SHARED SAFETY: Transforming Philadelphia's Response to Relational Violence
Our systems-change work is focused on ensuring people experiencing relationship violence receive the interventions they need to be safe.
Shared Safety is Philadelphia's coordinated community response to domestic and sexual violence, human trafficking and reproductive coercion. Through Shared Safety, the City's service providers and government representatives have come together to pursue a shared commitment to making system-level change. Together, we have established a strategic plan to create a more effective city-wide response to domestic violence. This plan will:
- ensure domestic violence-informed screening and access to services
- embed domestic violence-informed practices into human service agencies
- expand capacity for emergency housing
- establish a system that allows for safety, self-reliance, and wellbeing
- assure people who act abusively are offered alternatives to violence
Women Against Abuse and its partners are now working to implement these goals to create a truly coordinated community response to domestic violence in Philadelphia!

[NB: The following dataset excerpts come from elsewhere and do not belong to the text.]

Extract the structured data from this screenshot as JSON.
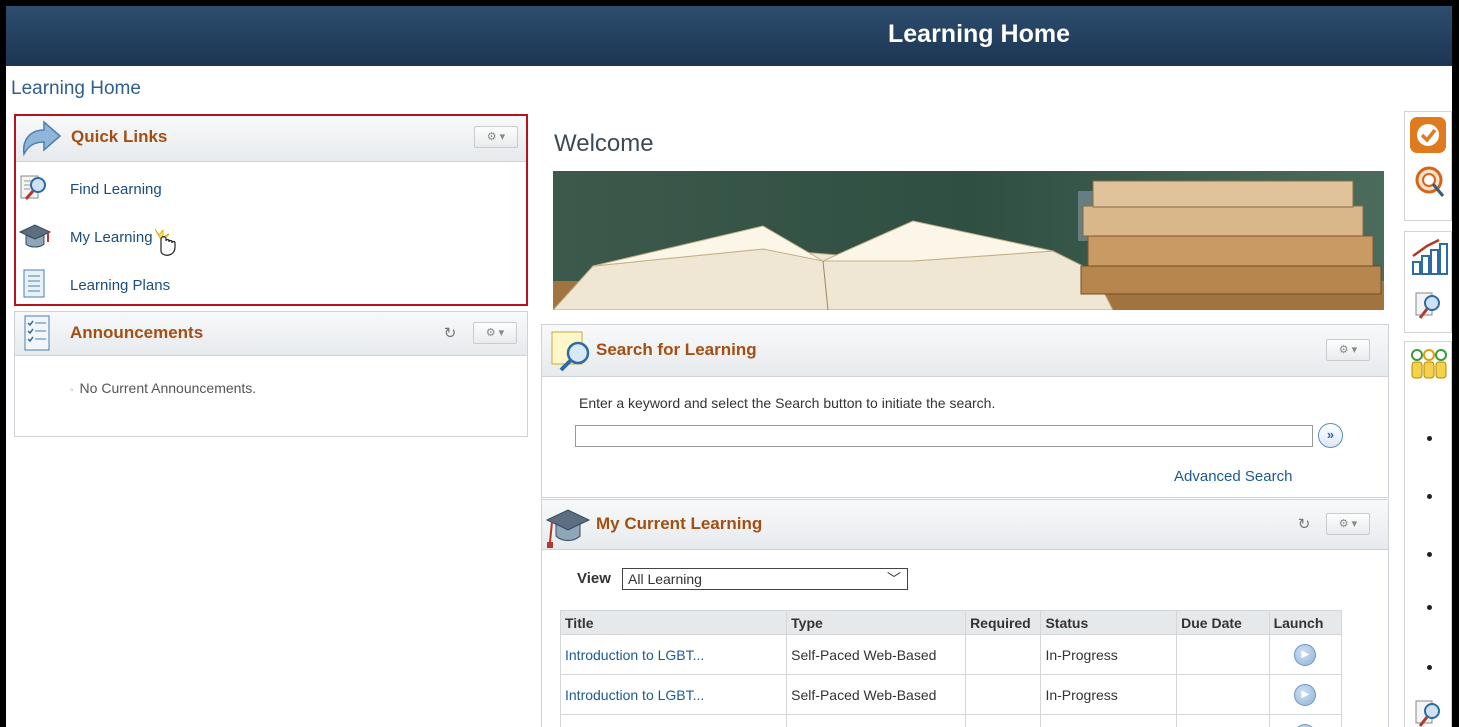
{
  "banner": {
    "title": "Learning Home"
  },
  "breadcrumb": "Learning Home",
  "quick_links": {
    "title": "Quick Links",
    "items": [
      {
        "label": "Find Learning",
        "icon": "magnifier-page-icon"
      },
      {
        "label": "My Learning",
        "icon": "graduation-cap-icon"
      },
      {
        "label": "Learning Plans",
        "icon": "checklist-icon"
      }
    ]
  },
  "announcements": {
    "title": "Announcements",
    "empty_text": "No Current Announcements."
  },
  "welcome": {
    "heading": "Welcome"
  },
  "search": {
    "title": "Search for Learning",
    "instructions": "Enter a keyword and select the Search button to initiate the search.",
    "input_value": "",
    "advanced_link": "Advanced Search"
  },
  "current_learning": {
    "title": "My Current Learning",
    "view_label": "View",
    "view_value": "All Learning",
    "columns": [
      "Title",
      "Type",
      "Required",
      "Status",
      "Due Date",
      "Launch"
    ],
    "rows": [
      {
        "title": "Introduction to LGBT...",
        "type": "Self-Paced Web-Based",
        "required": "",
        "status": "In-Progress",
        "due": ""
      },
      {
        "title": "Introduction to LGBT...",
        "type": "Self-Paced Web-Based",
        "required": "",
        "status": "In-Progress",
        "due": ""
      }
    ]
  },
  "colors": {
    "banner": "#1c3553",
    "pagelet_title": "#a44f12",
    "link": "#1b5a93",
    "highlight_border": "#b3141d"
  }
}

Watch this video about Shared Safety!
From the beginning, Women Against Abuse has provided vital leadership, staff resources, fundraising, and coordination for Shared Safety. Between 2012 and 2018, Women Against Abuse was a co-backbone organization for the effort, along with the Department of Behavioral Health and Intellectual disAbilities Services. Today, Philadelphia's Office of Domestic Violence Strategies is the primary backbone of Shared Safety, led by Azucena Ugarte, Women Against Abuse's former Director of Prevention, Education and Technical Assistance. Women Against Abuse continues to provide leadership as one of three co-chairs.
Stakeholders from nearly 60 organizations meet quarterly to make decisions, share learning, and provide a forum for discussion and collaboration. Already, Shared Safety has had some important results, including commitments from public stakeholders to begin to change the way they collect data and information, to be trained, and to publicly articulate their support for survivors. Shared Safety was also pivotal in the establishment of a central office to address domestic violence in Philadelphia by Mayor Jim Kenney in 2016.
No other major metropolitan area in the U.S. has an approach at the scale and depth that this plan advances. Philadelphia can lead the way!